The 2022 season will be the first time Karrington will be running her own fleet, but that doesn’t make her the new kid on the block. Karrington has been on the water her entire life. She can still remember the first time she went out with her father on Setting Day as if it were yesterday. She was tasked with logging all of his numbers in his book. Being out on the water with her father is what Karrington loves the most about fishing. After fishing alongside her father last spring, she realized everything on the boat came naturally to her. She was dedicated to working as hard as she could to get the best results possible, and most importantly, she enjoyed being out on the water.
After seeing her dedication and love for lobster fishing, Karrington’s father, Bruce, believed she was ready to captain her own fleet. Karrington is looking forward to hitting the water and making him proud.
As a young female captain, Karrington will face new challenges in her inaugural year, but she is looking forward to tackling them head-on and accomplishing many things. She hopes that more females will continue to get involved in the lobster industry in PEI.

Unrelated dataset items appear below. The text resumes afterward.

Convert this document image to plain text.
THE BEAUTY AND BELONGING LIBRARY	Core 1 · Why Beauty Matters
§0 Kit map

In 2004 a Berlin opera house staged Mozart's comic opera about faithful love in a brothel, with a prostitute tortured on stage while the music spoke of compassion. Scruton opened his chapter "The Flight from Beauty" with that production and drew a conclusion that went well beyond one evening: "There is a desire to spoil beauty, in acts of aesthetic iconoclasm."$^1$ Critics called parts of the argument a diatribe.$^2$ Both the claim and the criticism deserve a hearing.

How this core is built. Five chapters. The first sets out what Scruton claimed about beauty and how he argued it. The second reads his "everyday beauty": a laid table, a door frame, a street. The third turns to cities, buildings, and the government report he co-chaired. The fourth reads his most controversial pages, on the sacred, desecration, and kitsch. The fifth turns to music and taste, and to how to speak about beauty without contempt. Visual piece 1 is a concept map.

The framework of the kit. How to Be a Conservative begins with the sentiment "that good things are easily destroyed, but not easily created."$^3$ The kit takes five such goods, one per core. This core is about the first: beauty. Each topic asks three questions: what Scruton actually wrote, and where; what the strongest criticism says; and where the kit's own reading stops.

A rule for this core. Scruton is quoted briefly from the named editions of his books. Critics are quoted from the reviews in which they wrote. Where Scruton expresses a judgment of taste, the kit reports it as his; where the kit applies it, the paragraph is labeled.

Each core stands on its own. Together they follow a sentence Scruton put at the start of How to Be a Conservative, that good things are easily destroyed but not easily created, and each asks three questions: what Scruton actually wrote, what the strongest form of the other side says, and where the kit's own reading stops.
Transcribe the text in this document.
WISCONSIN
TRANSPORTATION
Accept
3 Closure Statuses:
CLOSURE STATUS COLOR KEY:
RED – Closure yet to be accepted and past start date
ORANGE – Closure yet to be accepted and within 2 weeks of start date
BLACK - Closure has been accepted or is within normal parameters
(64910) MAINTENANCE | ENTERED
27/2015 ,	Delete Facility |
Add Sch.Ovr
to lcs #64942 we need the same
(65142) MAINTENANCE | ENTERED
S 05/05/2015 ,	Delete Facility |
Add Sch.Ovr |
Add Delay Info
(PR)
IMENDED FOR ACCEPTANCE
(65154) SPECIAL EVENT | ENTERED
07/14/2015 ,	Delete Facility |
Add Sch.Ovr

“Many people in this world will say what women can and can’t do, and it is empowering to prove them wrong. Lobster fishing is physically challenging, and on occasion, you have to work through rough conditions, which is why the industry has been male-dominated in the past. I strongly encourage women of any age to get involved in the industry, it may seem scary at first, but you soon learn that you are completely capable of completing any task that comes your way. It is truly such a unique and rewarding industry to be involved in.”
If you ask Karrington what qualities you need to be a successful lobster fisher, she would tell you dedication, resilience and respect. To wake up early each morning and head out on the water despite sometimes unfavourable conditions takes great dedication. You need to be resilient to recover from any setbacks. But more importantly, above all else, you need to respect the lobsters, the sea, and other fishers.
Like respect, sustainability is also very important to Karrington. PEI’s lobster fishery is certified sustainable through the Marine Stewardship Council. Fishers from across the island work together to manage the fishery responsibly. Karrington’s crew cautiously measures each lobster they catch and checks for spawn to ensure that she is doing her part. Her traps have escape hatches for undersized lobsters to escape, or if in the event a trap gets lost, biodegradable twine will degrade so the lobsters can escape.
Like many lobster lovers, Karrington’s favourite way to enjoy PEI lobster is in a roll, specifically a roll made by her mother at their family restaurant, JMK Fishmart.
Lobster fishing is a way of life for Karrington, and she is proud to be a PEI lobster fisher and provide her community and people around the world with the finest quality of lobster for them to enjoy.